The latest assault in Farah, which borders Iran, happened in the early hours of yesterday when Taliban militants stormed a checkpoint manned by police and intelligence officers on the outskirts of the provincial capital of the same name, killing seven security forces.
It came as the Taliban face growing pressure to take up Afghan President Ashraf Ghani's offer of peace talks to end the 16-year insurgency, but so far the group has given only a muted response.
"When commando forces were deployed they (the militants) retreated," Jamila Amini, a member of the Farah provincial council, told AFP.
Four members of the National Directorate of Security, Afghanistan's spy agency, and three police were killed, she added.

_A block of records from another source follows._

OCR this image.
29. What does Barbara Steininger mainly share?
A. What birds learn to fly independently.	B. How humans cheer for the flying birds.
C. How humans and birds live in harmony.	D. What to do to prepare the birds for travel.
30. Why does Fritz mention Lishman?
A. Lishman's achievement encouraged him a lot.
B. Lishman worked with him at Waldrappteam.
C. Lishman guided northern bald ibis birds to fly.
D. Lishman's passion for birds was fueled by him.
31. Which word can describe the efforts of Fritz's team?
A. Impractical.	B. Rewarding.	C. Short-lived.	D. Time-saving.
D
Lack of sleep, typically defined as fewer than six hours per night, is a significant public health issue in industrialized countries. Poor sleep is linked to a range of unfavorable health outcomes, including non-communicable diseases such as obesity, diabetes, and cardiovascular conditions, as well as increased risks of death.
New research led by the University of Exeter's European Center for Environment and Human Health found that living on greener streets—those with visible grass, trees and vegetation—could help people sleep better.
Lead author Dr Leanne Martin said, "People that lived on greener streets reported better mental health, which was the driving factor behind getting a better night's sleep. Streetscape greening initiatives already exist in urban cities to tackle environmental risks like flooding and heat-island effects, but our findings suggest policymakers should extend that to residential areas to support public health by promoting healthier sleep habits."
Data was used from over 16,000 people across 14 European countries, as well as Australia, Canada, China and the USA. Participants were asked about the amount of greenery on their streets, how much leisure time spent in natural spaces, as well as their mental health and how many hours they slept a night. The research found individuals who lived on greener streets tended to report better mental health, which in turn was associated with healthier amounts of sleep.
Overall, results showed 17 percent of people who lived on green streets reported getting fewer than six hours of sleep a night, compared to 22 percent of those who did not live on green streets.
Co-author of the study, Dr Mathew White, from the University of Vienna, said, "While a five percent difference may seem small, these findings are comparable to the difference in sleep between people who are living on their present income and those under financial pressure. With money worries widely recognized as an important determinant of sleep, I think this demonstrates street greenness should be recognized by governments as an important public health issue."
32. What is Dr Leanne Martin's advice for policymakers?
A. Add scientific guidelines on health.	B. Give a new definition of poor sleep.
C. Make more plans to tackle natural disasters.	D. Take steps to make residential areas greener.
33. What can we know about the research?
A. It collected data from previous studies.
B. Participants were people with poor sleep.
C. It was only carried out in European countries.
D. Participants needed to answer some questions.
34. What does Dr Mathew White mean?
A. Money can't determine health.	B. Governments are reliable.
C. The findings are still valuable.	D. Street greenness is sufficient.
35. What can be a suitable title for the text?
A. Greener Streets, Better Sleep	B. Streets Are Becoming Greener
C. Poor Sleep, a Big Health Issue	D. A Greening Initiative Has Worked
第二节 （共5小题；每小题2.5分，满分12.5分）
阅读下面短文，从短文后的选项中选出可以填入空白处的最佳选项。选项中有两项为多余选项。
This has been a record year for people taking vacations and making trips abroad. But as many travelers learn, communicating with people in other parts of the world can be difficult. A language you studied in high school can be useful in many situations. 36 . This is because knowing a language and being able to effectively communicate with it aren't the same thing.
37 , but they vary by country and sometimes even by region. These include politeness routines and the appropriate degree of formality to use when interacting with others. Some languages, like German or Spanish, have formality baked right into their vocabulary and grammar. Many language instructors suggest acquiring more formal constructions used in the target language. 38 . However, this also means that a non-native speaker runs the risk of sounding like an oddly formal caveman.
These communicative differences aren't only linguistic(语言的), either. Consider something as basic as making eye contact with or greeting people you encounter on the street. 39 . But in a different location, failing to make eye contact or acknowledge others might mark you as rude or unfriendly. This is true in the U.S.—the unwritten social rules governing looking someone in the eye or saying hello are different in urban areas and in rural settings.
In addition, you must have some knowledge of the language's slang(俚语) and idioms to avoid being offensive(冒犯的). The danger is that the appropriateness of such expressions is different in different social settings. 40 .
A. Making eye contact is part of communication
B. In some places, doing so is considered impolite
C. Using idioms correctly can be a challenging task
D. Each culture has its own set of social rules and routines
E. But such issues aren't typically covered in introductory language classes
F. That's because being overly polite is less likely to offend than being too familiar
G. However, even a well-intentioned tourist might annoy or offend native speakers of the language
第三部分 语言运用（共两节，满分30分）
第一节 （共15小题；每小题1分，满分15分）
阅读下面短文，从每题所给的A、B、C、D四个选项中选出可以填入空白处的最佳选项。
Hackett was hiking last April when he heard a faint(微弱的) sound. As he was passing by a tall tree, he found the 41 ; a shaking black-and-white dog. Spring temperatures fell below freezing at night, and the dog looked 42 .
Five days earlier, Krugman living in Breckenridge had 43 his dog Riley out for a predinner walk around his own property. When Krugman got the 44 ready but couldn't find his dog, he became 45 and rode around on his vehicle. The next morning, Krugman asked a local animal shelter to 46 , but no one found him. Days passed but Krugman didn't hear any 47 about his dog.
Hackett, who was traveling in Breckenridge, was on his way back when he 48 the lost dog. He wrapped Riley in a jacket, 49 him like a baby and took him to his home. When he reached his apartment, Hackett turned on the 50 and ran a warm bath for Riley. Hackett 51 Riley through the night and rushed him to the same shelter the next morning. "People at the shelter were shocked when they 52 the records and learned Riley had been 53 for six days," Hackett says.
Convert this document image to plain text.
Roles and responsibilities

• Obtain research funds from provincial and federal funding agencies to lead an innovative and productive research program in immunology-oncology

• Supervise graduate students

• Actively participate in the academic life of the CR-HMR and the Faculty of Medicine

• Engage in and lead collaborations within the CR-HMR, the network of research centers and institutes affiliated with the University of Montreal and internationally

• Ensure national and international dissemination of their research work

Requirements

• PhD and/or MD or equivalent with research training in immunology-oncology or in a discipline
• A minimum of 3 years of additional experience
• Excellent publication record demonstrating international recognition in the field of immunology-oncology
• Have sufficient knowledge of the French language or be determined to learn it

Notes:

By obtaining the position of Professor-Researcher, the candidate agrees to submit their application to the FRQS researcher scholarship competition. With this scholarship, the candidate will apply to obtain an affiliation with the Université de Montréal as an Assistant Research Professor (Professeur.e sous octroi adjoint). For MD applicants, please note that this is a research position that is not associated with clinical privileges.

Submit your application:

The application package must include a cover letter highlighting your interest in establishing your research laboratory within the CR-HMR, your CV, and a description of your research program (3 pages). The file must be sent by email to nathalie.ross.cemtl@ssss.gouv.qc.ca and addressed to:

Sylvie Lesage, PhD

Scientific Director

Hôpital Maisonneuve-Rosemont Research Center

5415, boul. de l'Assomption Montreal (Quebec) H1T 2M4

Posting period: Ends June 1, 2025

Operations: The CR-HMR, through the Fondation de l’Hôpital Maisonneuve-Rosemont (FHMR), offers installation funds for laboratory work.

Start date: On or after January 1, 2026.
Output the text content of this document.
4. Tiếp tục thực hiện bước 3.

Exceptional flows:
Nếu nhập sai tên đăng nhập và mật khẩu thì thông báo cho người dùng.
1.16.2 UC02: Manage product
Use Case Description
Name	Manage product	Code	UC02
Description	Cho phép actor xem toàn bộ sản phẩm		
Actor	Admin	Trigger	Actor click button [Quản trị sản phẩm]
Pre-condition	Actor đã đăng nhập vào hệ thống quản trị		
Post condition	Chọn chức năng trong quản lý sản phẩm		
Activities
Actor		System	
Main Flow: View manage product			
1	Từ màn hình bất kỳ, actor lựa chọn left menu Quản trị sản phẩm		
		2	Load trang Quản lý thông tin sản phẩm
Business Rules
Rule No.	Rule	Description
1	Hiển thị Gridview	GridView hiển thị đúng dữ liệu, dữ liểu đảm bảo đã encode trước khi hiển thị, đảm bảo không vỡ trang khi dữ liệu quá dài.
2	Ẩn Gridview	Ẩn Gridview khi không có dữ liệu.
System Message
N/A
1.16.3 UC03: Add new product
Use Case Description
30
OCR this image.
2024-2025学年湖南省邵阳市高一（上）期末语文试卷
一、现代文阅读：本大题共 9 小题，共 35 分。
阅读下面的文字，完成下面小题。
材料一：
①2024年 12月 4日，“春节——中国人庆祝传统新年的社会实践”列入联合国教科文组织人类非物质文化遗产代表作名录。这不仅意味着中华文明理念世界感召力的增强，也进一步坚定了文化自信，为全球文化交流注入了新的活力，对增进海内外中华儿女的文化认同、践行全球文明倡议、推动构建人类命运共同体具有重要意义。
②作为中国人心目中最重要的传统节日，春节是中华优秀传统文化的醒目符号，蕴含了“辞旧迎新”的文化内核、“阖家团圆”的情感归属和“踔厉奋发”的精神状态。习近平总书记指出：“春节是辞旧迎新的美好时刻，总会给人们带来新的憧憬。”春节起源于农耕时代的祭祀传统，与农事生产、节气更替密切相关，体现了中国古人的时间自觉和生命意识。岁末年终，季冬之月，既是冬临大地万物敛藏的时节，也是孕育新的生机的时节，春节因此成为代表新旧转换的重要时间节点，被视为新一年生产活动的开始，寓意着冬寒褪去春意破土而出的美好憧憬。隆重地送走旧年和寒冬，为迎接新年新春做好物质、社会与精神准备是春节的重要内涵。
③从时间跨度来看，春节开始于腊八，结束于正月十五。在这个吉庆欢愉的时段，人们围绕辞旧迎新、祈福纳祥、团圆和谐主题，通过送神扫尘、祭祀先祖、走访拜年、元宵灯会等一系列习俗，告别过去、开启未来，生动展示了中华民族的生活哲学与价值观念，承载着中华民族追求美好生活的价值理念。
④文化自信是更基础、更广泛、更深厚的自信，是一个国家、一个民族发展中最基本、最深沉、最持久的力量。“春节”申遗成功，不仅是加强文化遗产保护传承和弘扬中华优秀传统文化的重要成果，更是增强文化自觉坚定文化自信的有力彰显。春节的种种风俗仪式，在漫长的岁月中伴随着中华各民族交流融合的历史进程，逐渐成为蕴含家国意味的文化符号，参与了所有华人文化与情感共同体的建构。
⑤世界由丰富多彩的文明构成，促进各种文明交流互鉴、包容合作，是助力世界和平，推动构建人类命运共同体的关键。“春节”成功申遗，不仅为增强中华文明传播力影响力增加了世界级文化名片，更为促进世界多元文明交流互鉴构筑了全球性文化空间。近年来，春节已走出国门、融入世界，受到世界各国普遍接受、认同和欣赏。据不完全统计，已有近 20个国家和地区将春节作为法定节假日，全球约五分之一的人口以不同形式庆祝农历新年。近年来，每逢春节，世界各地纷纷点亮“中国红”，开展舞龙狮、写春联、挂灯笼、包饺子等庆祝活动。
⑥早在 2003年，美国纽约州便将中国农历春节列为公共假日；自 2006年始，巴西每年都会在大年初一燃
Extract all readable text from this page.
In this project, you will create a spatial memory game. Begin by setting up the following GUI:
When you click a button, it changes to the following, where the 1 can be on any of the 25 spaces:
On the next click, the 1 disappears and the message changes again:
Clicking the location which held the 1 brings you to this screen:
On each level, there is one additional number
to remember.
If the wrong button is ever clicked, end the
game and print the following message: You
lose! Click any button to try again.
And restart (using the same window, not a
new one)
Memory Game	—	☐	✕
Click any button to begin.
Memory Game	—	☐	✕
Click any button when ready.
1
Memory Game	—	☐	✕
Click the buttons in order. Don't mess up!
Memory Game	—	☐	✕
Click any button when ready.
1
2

The incident and death toll were confirmed by fellow provincial council member Gul Ahmad Faqiri.
"We have sent more troops and commando forces to Farah to contain the situation," defence ministry spokesman Dawlat Waziri told AFP, adding the army chief of staff had also visited the province.
"The situation will soon come under control," he said.
Meanwhile, US General John Nicholson, who leads US and Nato forces in Afghanistan, said the Taliban have taken heavy casualties since US President Donald Trump authorised ramped-up air operations last year, pointing to increasingly effective Afghan commando and regular Afghan army units.
"In the Taliban's mind, they see what is coming and these capabilities are only going to get greater," Nicholson told reporters accompanying Mattis on a visit to Bagram Airfield, America's largest air base in Afghanistan that is located north of Kabul.
"So this really is probably their best time to attempt a negotiation, because it's only going to get worse for them," he added.